The French reissue label WeWantSounds continues its series on Algerian music — this time with the long out-of-print and now highly sought-after 1975 album Ken Andy Habib. However, Algerian saxophonist Freh Khodja would hardly have sounded the way he does here without the decisive influence of Paris as a cultural melting pot shaping the album’s sonic identity.
After arriving in France in 1968 at the age of 19 to continue his musical training at the École Normale de Musique, Khodja teamed up in the mid-1970s with the band Les Flammes — a collective of musicians from diverse corners of the African diaspora. Particularly notable is the imprint of Coladeira, a Cape Verdean style that leaves an audible mark on this layered amalgam. Here, Arabic music intersects with Caribbean grooves and the jazz-funk aesthetics of the 1970s.
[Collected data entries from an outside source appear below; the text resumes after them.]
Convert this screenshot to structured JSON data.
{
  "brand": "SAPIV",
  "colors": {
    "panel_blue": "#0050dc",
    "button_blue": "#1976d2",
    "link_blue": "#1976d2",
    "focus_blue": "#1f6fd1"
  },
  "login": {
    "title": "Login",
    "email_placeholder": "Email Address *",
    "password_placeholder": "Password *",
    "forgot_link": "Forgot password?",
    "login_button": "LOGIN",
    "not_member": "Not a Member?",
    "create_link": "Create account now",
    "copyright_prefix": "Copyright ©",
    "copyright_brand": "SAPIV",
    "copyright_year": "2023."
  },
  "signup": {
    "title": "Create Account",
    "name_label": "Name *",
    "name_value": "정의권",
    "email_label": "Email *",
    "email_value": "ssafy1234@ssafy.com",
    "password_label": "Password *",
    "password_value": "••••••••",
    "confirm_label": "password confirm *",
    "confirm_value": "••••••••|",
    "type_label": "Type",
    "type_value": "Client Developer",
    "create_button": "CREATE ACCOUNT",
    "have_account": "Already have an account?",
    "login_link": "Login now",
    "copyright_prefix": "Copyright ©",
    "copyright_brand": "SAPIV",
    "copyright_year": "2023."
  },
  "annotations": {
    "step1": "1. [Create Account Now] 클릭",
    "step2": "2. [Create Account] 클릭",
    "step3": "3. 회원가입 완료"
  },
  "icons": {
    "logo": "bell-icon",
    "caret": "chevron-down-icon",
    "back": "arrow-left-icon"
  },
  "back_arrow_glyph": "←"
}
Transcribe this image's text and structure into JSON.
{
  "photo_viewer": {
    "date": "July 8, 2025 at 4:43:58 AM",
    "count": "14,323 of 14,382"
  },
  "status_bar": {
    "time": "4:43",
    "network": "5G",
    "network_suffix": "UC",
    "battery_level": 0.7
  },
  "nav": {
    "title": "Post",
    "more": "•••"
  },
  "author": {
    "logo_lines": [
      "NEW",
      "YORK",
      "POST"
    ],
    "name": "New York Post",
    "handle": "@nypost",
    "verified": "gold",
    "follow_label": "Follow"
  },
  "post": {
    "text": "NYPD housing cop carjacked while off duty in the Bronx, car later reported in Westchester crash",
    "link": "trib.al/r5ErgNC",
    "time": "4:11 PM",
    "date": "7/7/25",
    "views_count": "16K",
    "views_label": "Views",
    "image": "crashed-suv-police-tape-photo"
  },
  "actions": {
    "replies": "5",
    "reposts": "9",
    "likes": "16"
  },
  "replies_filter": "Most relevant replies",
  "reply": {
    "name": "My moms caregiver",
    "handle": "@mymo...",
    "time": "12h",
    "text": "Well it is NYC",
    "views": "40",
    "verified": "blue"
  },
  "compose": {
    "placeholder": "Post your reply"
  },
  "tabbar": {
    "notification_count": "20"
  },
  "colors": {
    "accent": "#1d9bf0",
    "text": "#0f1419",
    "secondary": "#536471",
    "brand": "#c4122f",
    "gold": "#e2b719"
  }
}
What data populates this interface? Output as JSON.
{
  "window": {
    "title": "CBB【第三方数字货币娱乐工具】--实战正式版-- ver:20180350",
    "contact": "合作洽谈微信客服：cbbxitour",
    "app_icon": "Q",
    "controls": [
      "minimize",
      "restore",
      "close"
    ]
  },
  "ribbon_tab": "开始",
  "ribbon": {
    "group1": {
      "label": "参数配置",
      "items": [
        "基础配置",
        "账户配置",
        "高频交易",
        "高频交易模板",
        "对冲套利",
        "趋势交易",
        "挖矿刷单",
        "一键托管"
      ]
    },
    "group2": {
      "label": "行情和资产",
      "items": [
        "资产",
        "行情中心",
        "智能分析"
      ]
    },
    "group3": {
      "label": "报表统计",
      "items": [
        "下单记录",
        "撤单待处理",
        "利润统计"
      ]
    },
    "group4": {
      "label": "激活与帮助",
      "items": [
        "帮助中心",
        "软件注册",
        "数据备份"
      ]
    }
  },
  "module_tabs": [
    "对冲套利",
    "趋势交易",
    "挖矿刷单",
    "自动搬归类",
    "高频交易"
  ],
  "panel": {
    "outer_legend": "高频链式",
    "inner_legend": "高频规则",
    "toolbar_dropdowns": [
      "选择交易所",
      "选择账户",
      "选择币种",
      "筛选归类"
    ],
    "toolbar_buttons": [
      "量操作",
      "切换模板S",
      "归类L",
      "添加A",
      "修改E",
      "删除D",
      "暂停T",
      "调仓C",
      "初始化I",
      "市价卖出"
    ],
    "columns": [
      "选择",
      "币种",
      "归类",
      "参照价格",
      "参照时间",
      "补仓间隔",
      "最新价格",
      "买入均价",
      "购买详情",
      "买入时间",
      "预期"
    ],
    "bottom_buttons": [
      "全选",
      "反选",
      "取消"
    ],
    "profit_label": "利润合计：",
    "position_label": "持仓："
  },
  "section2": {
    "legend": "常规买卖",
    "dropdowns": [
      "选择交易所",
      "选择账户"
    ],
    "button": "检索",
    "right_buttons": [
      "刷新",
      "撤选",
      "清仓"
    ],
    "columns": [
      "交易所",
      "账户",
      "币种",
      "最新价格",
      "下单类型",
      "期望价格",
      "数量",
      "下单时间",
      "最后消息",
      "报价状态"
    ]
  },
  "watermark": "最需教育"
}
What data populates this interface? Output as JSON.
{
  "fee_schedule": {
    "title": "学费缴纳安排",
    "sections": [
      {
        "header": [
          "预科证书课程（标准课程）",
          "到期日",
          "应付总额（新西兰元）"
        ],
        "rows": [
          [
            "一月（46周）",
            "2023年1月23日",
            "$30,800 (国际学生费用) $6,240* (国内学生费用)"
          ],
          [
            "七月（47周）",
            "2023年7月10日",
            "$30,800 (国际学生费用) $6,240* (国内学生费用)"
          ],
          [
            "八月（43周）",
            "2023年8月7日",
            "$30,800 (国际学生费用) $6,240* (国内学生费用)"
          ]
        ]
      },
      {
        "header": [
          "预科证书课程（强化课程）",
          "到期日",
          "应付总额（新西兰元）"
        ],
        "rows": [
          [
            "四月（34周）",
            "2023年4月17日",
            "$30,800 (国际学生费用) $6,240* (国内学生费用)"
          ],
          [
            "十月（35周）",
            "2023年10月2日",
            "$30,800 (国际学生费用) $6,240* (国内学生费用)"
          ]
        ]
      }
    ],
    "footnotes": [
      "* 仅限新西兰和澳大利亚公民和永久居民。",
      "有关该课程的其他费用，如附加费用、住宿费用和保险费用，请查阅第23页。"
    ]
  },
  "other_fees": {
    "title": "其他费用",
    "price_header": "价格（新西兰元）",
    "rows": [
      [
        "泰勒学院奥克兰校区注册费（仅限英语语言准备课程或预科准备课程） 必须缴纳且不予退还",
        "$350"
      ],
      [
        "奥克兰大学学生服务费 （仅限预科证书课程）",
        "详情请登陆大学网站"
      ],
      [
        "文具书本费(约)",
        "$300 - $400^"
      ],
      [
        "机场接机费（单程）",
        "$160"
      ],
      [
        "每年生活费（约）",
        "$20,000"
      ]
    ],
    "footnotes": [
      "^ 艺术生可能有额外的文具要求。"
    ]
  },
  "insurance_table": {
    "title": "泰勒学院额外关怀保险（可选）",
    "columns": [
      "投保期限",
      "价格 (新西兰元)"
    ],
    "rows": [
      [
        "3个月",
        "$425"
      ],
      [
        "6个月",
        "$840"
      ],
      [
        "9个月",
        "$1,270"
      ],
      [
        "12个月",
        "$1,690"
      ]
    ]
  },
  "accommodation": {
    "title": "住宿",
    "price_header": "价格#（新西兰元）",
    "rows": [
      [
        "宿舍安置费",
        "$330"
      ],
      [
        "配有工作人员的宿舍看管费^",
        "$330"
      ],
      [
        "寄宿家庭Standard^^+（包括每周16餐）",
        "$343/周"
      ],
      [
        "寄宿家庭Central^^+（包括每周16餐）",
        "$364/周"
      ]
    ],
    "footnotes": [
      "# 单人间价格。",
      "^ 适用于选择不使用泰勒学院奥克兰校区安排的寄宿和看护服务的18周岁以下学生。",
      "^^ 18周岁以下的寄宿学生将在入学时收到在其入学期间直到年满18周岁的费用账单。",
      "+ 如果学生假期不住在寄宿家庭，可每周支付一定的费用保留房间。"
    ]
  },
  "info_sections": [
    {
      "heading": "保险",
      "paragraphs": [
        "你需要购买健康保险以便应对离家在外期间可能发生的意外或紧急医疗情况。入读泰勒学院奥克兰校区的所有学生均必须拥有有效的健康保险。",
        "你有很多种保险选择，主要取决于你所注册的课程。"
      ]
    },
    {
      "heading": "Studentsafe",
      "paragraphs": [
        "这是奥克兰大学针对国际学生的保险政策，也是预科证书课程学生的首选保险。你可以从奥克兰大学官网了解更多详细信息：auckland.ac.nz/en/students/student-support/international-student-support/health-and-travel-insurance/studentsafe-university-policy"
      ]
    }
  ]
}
While energetic tracks like »Hawa« drive the album forward, »Kalbou Ahzine« adds a touch of melancholy with a hint of chanson-inspired pathos. Sun-soaked psychedelia shimmers through as well — most vividly in the swirling »Ani Jit El Youm«. Ken Andy Habib thrives across contexts: equally effective on the dance floor and in a more relaxed, reflective listening mode. A multifaceted work that both embraces and redefines the diversity of the 1970s Parisian music scene.